3. The cheese tart baking time is 190℃-20 minutes. Sweet Portuguese egg tart baking time is 210℃-25 minutes.

4. Boil the finished black pearls in boiling water for 4-5 minutes until they all float. Remove them and add brown sugar and set aside.

5. Add Chantilly cream, cooked brown sugar and black pearls to the finished egg tart, and sprinkle with cocoa powder. The black pearl exploded.

6. After the egg tart shell is baked, add marshmallows, and put the egg tart back into the oven for 30 seconds to soften the marshmallows.

7. 3-2 After the baked egg tarts have cooled down, sprinkle with matcha powder. The finished matcha cloud is completed.

8. After the egg tarts come out of the oven, let them cool down for two minutes before eating. They will be crispy in the mouth and this is when the egg tarts are most delicious.

Egg tart is a Western-style pie with egg paste as filling. It was born in Guangzhou in the 1920s. After spreading to Hong Kong, it became famous overseas and is known as the "Fourth Cantonese Dim Sum". One of the "Great Heavenly Kings".

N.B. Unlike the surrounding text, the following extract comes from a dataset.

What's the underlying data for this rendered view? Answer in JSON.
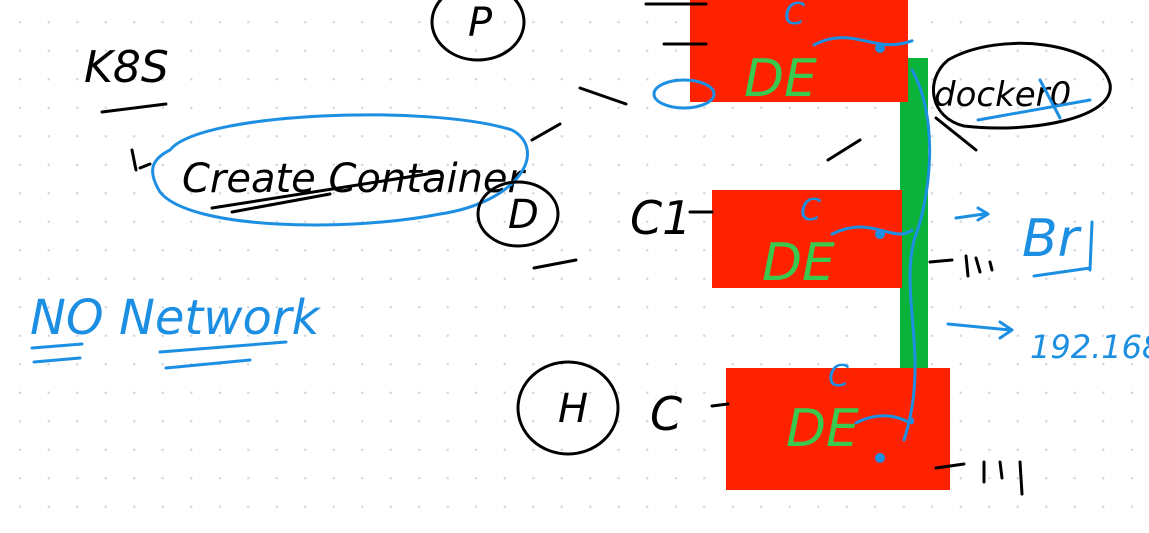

The method is to put the cake crust into a small round basin-shaped cake mold, then pour in the egg slurry mixed with sugar and eggs, and then put it into the oven; the outer layer of the baked egg tart is The crispy tart shell has a sweet yellow solidified egg paste inside. In the beginning, the egg tarts in tea restaurants were relatively large, and one egg tart could serve as an afternoon tea meal. Many restaurants in Hong Kong SAR also include egg tarts (small egg tarts) among their snacks.

Laura Mason pointed out in "Traditional Foods of Britain" that as early as the Middle Ages, the British had used milk, sugar, eggs and different spices to make foods similar to egg tarts. It is said that egg tarts were one of the dishes served at the sixth banquet of the Manchu-Han banquet in China in the 17th century.